Petit traité de la joie. Consentir à la vie, de Martin Steffens (Marabout Spiritualité)
À écouter : La Passion selon Saint Jean, de Bach
Le Dimanche des rameaux célèbre le souvenir joyeux de l’entrée du Christ à Jérusalem. Mais il entame aussi le compte-à-rebours jusqu’au jour de la crucifixion. Cette liesse déjà endeuillée, Bach l’a superbement exprimée dans le premier chœur de la Passion selon Saint Jean. Les cordes entament un ostinato qu’elles ne lâcheront pas durant la dizaine de minutes que dure le chœur.
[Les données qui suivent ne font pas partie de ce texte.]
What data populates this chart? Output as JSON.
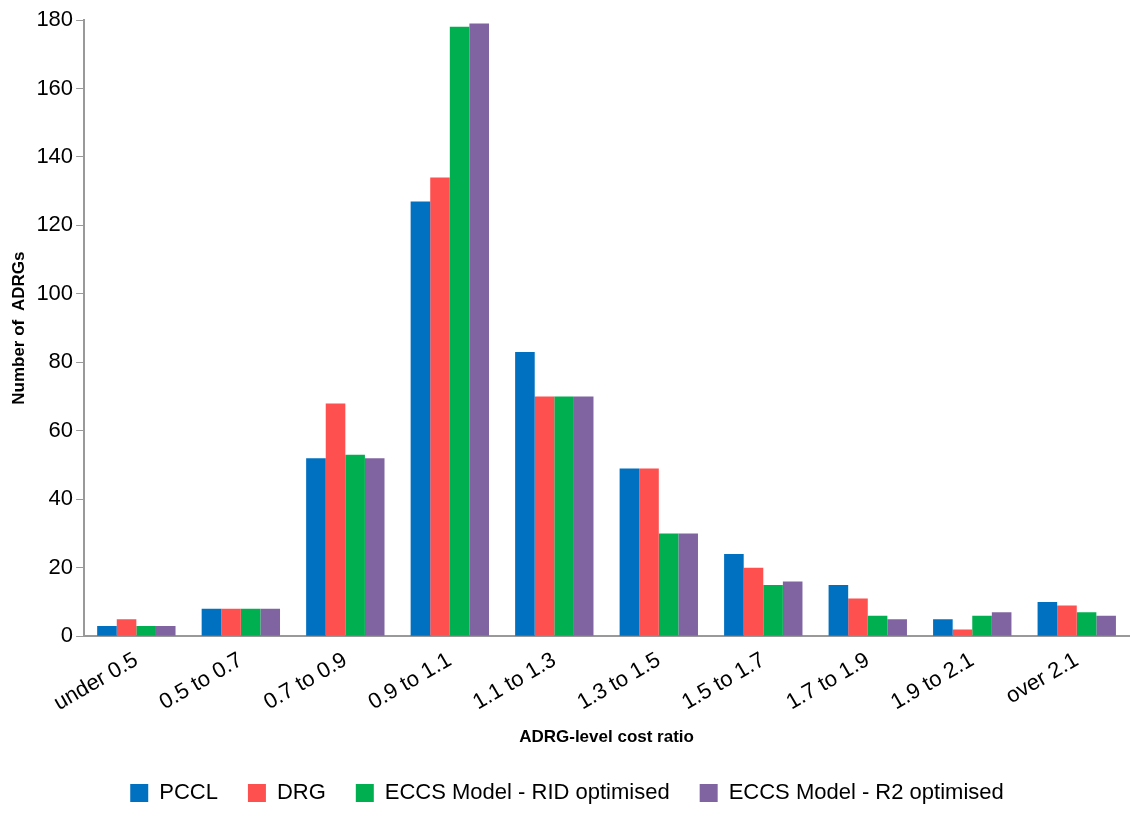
{
  "chart_data": {
    "type": "bar",
    "xlabel": "ADRG-level cost ratio",
    "ylabel": "Number of  ADRGs",
    "categories": [
      "under 0.5",
      "0.5 to 0.7",
      "0.7 to 0.9",
      "0.9 to 1.1",
      "1.1 to 1.3",
      "1.3 to 1.5",
      "1.5 to 1.7",
      "1.7 to 1.9",
      "1.9 to 2.1",
      "over 2.1"
    ],
    "series": [
      {
        "name": "PCCL",
        "color": "#0070c0",
        "values": [
          3,
          8,
          52,
          127,
          83,
          49,
          24,
          15,
          5,
          10
        ]
      },
      {
        "name": "DRG",
        "color": "#ff5050",
        "values": [
          5,
          8,
          68,
          134,
          70,
          49,
          20,
          11,
          2,
          9
        ]
      },
      {
        "name": "ECCS Model - RID optimised",
        "color": "#00b050",
        "values": [
          3,
          8,
          53,
          178,
          70,
          30,
          15,
          6,
          6,
          7
        ]
      },
      {
        "name": "ECCS Model - R2 optimised",
        "color": "#8064a2",
        "values": [
          3,
          8,
          52,
          179,
          70,
          30,
          16,
          5,
          7,
          6
        ]
      }
    ],
    "ylim": [
      0,
      180
    ],
    "yticks": [
      0,
      20,
      40,
      60,
      80,
      100,
      120,
      140,
      160,
      180
    ],
    "grid": false,
    "legend": "bottom"
  }
}
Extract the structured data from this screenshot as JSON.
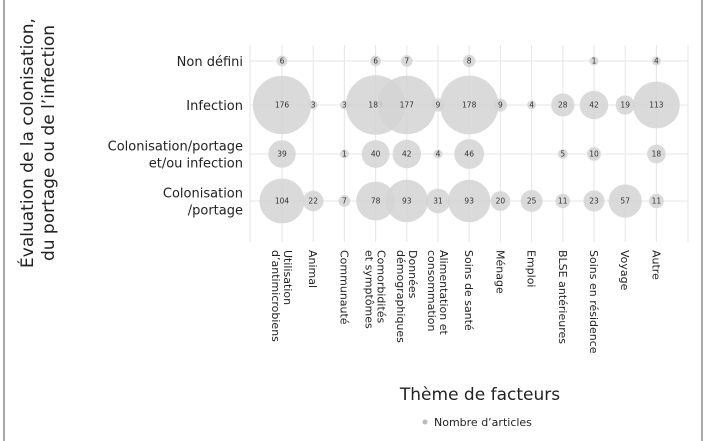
{
  "chart_data": {
    "type": "bubble",
    "categories": [
      [
        "Utilisation",
        "d’antimicrobiens"
      ],
      [
        "Animal"
      ],
      [
        "Communauté"
      ],
      [
        "Comorbidités",
        "et symptômes"
      ],
      [
        "Données",
        "démographiques"
      ],
      [
        "Alimentation et",
        "consommation"
      ],
      [
        "Soins de santé"
      ],
      [
        "Ménage"
      ],
      [
        "Emploi"
      ],
      [
        "BLSE antérieures"
      ],
      [
        "Soins en résidence"
      ],
      [
        "Voyage"
      ],
      [
        "Autre"
      ]
    ],
    "rows": [
      {
        "label": [
          "Non défini"
        ],
        "values": [
          6,
          null,
          null,
          6,
          7,
          null,
          8,
          null,
          null,
          null,
          1,
          null,
          4
        ]
      },
      {
        "label": [
          "Infection"
        ],
        "values": [
          176,
          3,
          3,
          183,
          177,
          9,
          178,
          9,
          4,
          28,
          42,
          19,
          113
        ]
      },
      {
        "label": [
          "Colonisation/portage",
          "et/ou infection"
        ],
        "values": [
          39,
          null,
          1,
          40,
          42,
          4,
          46,
          null,
          null,
          5,
          10,
          null,
          18
        ]
      },
      {
        "label": [
          "Colonisation",
          "/portage"
        ],
        "values": [
          104,
          22,
          7,
          78,
          93,
          31,
          93,
          20,
          25,
          11,
          23,
          57,
          11
        ]
      }
    ],
    "xlabel": "Thème de facteurs",
    "ylabel": [
      "Évaluation de la colonisation,",
      "du portage ou de l’infection"
    ],
    "legend": "Nombre d’articles",
    "color": "#d4d4d4",
    "grid": true
  }
}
Sur ce motif de croches répétées « obstinément », qui évoque musicalement la marche lente et pénible du Christ portant sa croix, éclate une invocation au « Seigneur, notre Seigneur dont la gloire règne sur le monde ». L’ostinato va jusqu’à s’emparer du mot « Herr » (Seigneur), en un motif mélodique ascendant : la passion est aussi élévation, nous dit Bach…
Jean-Sébastien Bach, Passion selon Saint Jean, Rias Kammerchor, Akademie für alte Musik Berlin, René Jacobs, Harmonia Mundi, 2016.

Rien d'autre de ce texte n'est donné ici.